A new report charges that several oil and gas companies have been illegally using diesel fuel in their hydraulic fracturing operations, and then doctoring records to hide violations of the federal Safe Drinking Water Act.
The report, published this week by the Environmental Integrity Project, found that between 2010 and July 2014 at least 351 wells were fracked by 33 different companies using diesel fuels without a permit. The Integrity Project, an environmental organization based in Washington, D.C., said it used the industry-backed database, FracFocus, to identify violations and to determine the records had been retroactively amended by the companies to erase the evidence.
The report asserts that the industry data shows that the companies admitted using diesel without the proper permits. The Integrity Project’s analysis, the report said, then showed that in some 30 percent of those cases, the companies later removed the information about their diesel use from the database.
“What’s problematic is that this is an industry that is self-reporting and self-policing,” said Mary Greene, senior managing attorney for the environmental organization. “There’s no federal or state oversight of [filings with FracFocus].”
The FracFocus website currently has no way to track changes to disclosures. The Integrity Project noticed the changes when it compared newer disclosures to those in older FracFocus data purchased from PIVOT Upstream Group, a consulting firm in Houston.
Energy In Depth, the communications and research arm of the Independent Petroleum Association of America, published a lengthy response to the Integrity Project’s report and criticized it for including diesel use that occurred prior to a 2014 Environmental Protection Agency rule clarifying the types of chemicals considered “diesel fuels.”
Energy In Depth said the Integrity Project was “retroactively changing the definition of diesel fuel in order to malign more operations for engaging in an activity (a “diesel frack”) that did not occur.”
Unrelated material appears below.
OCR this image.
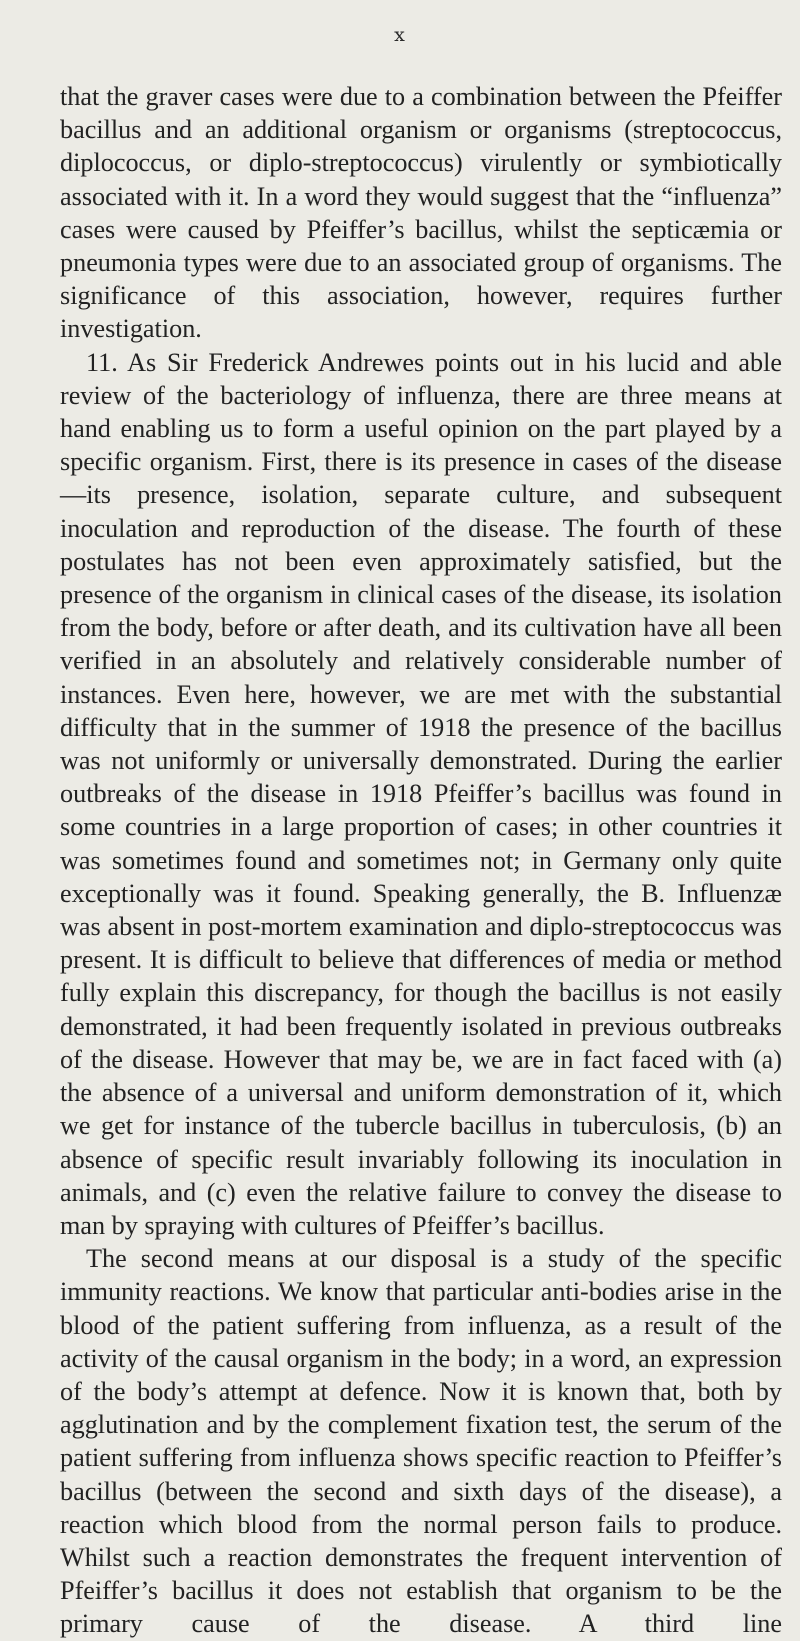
x

that the graver cases were due to a combination between the Pfeiffer bacillus and an additional organism or organisms (streptococcus, diplococcus, or diplo-streptococcus) virulently or symbiotically associated with it. In a word they would suggest that the “influenza” cases were caused by Pfeiffer’s bacillus, whilst the septicæmia or pneumonia types were due to an associated group of organisms. The significance of this association, however, requires further investigation.

11. As Sir Frederick Andrewes points out in his lucid and able review of the bacteriology of influenza, there are three means at hand enabling us to form a useful opinion on the part played by a specific organism. First, there is its presence in cases of the disease—its presence, isolation, separate culture, and subsequent inoculation and reproduction of the disease. The fourth of these postulates has not been even approximately satisfied, but the presence of the organism in clinical cases of the disease, its isolation from the body, before or after death, and its cultivation have all been verified in an absolutely and relatively considerable number of instances. Even here, however, we are met with the substantial difficulty that in the summer of 1918 the presence of the bacillus was not uniformly or universally demonstrated. During the earlier outbreaks of the disease in 1918 Pfeiffer’s bacillus was found in some countries in a large proportion of cases; in other countries it was sometimes found and sometimes not; in Germany only quite exceptionally was it found. Speaking generally, the B. Influenzæ was absent in post-mortem examination and diplo-streptococcus was present. It is difficult to believe that differences of media or method fully explain this discrepancy, for though the bacillus is not easily demonstrated, it had been frequently isolated in previous outbreaks of the disease. However that may be, we are in fact faced with (a) the absence of a universal and uniform demonstration of it, which we get for instance of the tubercle bacillus in tuberculosis, (b) an absence of specific result invariably following its inoculation in animals, and (c) even the relative failure to convey the disease to man by spraying with cultures of Pfeiffer’s bacillus.

The second means at our disposal is a study of the specific immunity reactions. We know that particular anti-bodies arise in the blood of the patient suffering from influenza, as a result of the activity of the causal organism in the body; in a word, an expression of the body’s attempt at defence. Now it is known that, both by agglutination and by the complement fixation test, the serum of the patient suffering from influenza shows specific reaction to Pfeiffer’s bacillus (between the second and sixth days of the disease), a reaction which blood from the normal person fails to produce. Whilst such a reaction demonstrates the frequent intervention of Pfeiffer’s bacillus it does not establish that organism to be the primary cause of the disease. A third line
The EPA first listed kerosene as a type of diesel fuel in May 2012 when it released a draft version of the rule finalized this year. Kerosene is also listed as a type of diesel fuel in the definition of the Toxic Substance Control Act, which controls the production, use and disposal of chemicals.
In its response, Energy In Depth also pointed out that in some cases companies may have provided incorrect data to the FracFocus website and were seeking to correct it, not skirt the law.
“We no longer use the contract completions crews that used very small trace amounts of kerosene and a hydrocarbon distillate on five wells more than three years ago,” said John Christiansen, director of external communications at Anadarko Petroleum Corp., one of the companies listed in the report. “Since 2011, there has been no re-occurrence, and we remain in compliance with EPA regulations,” he said in an email to ProPublica.
The report found that six companies had changed disclosures for wells; Pioneer Natural Resources accounted for 62 of the changes. Tadd Owens, vice president of governmental affairs at Pioneer said most of these changes were made because of “coding errors” while submitting data to FracFocus.
“We did use trace amounts of kerosene in 2011 prior to when the EPA issued guidance. The rest of the wells on the list are coding errors and we have an ongoing internal quality control process [to identify them],” he said.
For many years fracking industry groups insisted their member companies never used diesel fuels in their operations. Then, in 2011, a congressional investigation found that in fact between 2005 and 2009, 12 companies had injected 32 million gallons of diesel fuel or fracking fluids containing diesel fuel in wells in 19 states.
The industry groups then shifted their argument, declaring that they could not be in violation of federal regulations in their use of diesel fuels because the EPA had never adequately spelled out exactly what exact kinds of fuels were barred.
Indeed, in a 2011 email to ProPublica, Halliburton, a company listed in the congressional investigation as having used 7.2 million gallons of diesel fuel, said it had not violated any laws “because there are currently no requirements in the federal environmental regulations that require a company to obtain a federal permit prior to undertaking a hydraulic fracturing project using diesel.”
The EPA then acted to make its enforcement authority explicit, and earlier this year finalized more detailed regulations governing the use of diesel fuels in fracking operations.
In February 2014, after the EPA released its rule, Lee Fuller, the vice president of government affairs at the Independent Petroleum Association of America, stated that the rule was “a solution in search of a problem.”
“Based on actual industry practices, diesel fuel use has already been effectively phased out of hydraulic fracturing operations,” Fuller said.
Yet energy companies have continued to produce fracking fluids containing diesel fuels. The Environmental Integrity Project’s report identified 14 well fracturing products – commercially called emulsifiers, dispersants, additives and solvents – sold by Halliburton that contain diesel fuels. Halliburton’s own safety data sheets for these products list diesel as a chemical in these products.
“Halliburton is working with state regulators and customers to be sure all [FracFocus] reports are accurate,” said Emily Mir, a spokeswoman for the company. Mir would not comment on whether Halliburton informs drillers that purchase its products that they are required to obtain a permit before diesel fuel can be used for fracking.